Hi there! In today’s episode of A Handwoven Experience, we are winding a project on to the loom. This is part 5 in our 7-part series, showcasing a weaving project from start to finish.
When winding on, you’ll need to recall your days playing the game, Twister, because there are multiple things happening at the same time that require a bit of coordination.
This step is particularly wonderful because it the last one before we can start weaving. And the weaving is always the goal! So without further adieu, check out this week’s video!
Show Notes –
Planning a project – This is the 1st step of a weaving project, which include 3 goals – 1) deciding the length of the warp yarns 2) counting how many warp yarns will be in the project, and 3) determining the order.
Warp – The yarns that are in the loom and under tension.
Warping a project – This is the 2nd step of a weaving project where each warp yarn is measured to the same length, and in the correct order. (Typically, this is done on a warping board or mill.)
Sleying the reed – This is the 3rd step of a weaving project. Each warp yarn is assigned to a slot (dent) in a reed.
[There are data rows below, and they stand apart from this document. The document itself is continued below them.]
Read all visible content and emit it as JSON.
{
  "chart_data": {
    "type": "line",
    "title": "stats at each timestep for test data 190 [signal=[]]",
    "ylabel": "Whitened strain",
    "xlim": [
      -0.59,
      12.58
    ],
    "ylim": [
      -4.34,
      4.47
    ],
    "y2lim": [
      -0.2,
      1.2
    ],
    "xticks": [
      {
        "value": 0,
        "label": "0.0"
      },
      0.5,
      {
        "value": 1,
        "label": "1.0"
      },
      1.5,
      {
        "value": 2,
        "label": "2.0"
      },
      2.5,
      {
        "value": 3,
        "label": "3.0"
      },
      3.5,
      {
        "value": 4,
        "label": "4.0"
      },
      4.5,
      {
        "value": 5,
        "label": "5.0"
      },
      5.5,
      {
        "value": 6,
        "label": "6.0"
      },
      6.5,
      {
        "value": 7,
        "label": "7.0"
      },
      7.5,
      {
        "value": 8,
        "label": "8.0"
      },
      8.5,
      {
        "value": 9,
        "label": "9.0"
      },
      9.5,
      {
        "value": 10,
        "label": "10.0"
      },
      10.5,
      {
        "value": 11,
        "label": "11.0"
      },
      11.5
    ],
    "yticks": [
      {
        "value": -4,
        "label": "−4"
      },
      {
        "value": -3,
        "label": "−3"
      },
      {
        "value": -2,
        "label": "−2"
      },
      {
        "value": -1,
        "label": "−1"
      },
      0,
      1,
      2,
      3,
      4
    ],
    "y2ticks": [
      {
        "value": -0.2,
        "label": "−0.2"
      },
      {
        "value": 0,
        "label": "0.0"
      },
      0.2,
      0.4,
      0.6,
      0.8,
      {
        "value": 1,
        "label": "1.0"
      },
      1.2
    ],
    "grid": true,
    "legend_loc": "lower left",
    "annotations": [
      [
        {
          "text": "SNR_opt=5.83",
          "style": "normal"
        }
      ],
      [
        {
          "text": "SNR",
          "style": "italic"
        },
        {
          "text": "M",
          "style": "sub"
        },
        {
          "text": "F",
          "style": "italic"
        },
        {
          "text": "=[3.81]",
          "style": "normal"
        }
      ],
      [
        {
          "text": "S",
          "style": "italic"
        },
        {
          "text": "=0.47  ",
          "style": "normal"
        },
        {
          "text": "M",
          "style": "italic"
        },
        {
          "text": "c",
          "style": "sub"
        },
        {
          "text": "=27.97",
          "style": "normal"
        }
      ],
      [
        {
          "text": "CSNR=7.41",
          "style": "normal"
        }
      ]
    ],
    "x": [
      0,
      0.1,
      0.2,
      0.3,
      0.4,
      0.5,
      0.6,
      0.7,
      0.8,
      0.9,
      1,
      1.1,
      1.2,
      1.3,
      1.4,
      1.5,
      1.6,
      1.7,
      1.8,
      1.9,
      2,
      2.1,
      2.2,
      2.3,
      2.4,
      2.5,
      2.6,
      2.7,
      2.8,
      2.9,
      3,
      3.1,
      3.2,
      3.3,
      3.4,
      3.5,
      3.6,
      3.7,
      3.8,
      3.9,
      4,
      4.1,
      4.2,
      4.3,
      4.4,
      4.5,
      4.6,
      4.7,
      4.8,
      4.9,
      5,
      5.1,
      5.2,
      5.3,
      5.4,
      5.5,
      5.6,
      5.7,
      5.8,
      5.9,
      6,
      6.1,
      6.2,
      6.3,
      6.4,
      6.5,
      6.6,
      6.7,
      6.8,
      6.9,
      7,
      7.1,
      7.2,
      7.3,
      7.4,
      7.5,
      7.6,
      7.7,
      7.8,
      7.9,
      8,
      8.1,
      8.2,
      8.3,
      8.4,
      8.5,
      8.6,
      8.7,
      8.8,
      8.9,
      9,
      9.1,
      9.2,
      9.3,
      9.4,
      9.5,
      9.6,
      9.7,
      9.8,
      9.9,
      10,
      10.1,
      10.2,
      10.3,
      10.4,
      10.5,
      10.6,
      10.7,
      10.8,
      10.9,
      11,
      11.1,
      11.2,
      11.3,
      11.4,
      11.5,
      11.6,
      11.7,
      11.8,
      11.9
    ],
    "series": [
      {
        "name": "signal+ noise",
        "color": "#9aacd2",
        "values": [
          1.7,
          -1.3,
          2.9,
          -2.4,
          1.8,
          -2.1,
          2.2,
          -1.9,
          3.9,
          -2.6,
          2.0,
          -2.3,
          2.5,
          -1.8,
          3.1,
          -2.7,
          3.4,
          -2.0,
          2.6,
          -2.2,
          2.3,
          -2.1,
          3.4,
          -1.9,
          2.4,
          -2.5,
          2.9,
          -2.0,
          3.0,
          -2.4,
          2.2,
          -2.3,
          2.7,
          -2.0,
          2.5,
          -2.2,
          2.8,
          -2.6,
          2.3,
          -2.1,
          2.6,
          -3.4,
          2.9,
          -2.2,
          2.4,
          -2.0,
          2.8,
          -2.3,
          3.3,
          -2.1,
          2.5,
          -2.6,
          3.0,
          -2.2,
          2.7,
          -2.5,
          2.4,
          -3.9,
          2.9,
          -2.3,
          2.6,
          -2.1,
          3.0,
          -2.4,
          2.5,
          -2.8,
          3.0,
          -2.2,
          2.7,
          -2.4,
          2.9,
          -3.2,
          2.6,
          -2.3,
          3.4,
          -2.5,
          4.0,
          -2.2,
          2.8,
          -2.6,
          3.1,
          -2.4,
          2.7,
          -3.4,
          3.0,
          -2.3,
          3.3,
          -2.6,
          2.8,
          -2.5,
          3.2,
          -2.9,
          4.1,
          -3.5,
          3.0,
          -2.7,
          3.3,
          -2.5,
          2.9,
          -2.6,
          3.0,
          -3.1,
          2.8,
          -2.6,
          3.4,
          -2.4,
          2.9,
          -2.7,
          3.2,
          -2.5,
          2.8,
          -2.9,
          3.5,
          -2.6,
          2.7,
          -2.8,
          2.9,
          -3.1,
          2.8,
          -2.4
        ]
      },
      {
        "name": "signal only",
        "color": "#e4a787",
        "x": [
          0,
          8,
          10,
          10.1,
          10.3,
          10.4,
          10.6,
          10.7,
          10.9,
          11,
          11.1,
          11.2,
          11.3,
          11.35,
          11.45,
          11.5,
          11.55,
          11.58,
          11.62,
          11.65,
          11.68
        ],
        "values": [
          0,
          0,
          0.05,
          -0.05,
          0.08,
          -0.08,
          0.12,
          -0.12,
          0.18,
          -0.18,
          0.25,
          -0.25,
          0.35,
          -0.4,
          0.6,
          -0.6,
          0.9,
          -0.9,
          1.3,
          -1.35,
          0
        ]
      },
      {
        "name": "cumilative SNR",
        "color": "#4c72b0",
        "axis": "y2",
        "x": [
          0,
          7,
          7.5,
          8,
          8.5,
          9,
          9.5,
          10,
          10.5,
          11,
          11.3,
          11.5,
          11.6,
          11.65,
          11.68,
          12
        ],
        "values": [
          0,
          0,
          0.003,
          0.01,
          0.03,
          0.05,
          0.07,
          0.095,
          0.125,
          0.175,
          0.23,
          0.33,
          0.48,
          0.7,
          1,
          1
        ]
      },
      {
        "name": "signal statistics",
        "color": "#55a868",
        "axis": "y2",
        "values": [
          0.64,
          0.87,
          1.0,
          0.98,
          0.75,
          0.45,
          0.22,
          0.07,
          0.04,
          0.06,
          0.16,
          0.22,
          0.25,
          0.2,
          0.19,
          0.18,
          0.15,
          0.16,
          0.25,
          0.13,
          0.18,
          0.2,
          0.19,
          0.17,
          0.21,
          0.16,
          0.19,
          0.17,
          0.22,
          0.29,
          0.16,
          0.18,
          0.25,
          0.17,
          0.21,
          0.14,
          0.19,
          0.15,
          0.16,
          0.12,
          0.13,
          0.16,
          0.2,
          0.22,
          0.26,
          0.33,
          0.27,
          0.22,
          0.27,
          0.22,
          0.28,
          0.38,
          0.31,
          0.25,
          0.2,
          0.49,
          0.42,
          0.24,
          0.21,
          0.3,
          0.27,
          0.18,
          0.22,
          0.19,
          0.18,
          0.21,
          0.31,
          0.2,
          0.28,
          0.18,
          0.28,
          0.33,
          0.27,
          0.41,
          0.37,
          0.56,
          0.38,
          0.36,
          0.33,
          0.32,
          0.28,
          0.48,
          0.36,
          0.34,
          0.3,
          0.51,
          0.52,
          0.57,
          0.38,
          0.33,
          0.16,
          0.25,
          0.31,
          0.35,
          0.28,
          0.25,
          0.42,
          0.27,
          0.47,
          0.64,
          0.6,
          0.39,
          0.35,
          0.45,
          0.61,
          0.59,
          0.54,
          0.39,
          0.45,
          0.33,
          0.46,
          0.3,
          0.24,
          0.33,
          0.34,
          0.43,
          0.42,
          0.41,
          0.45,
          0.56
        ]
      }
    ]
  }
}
The reed’s job is to keep the project at a consistent width in the loom, which is key.
Lease sticks – A pair of wooden dowels that hold the weaving cross in place.
Beater bar – A large piece at the front of the loom that moves forward and back. It is important because it serves 2 purposes – 1) to hold the reed, and 2) to tighten the yarns in the fabric.
Threading the heddles – This is the 4th step of a weaving project when each warp yarn is paired with a shaft in the loom. This step helps set up the options for the pattern of the fabric.
Shaft – A frame in the loom that lifts and lowers, separating yarns which will then create the weaving pattern.
Winding on – This is the 5th step of the weaving process. The entire warp is shifted through the loom and then tied on to the back. (Requires a bit of balance and a smidgen of patience.)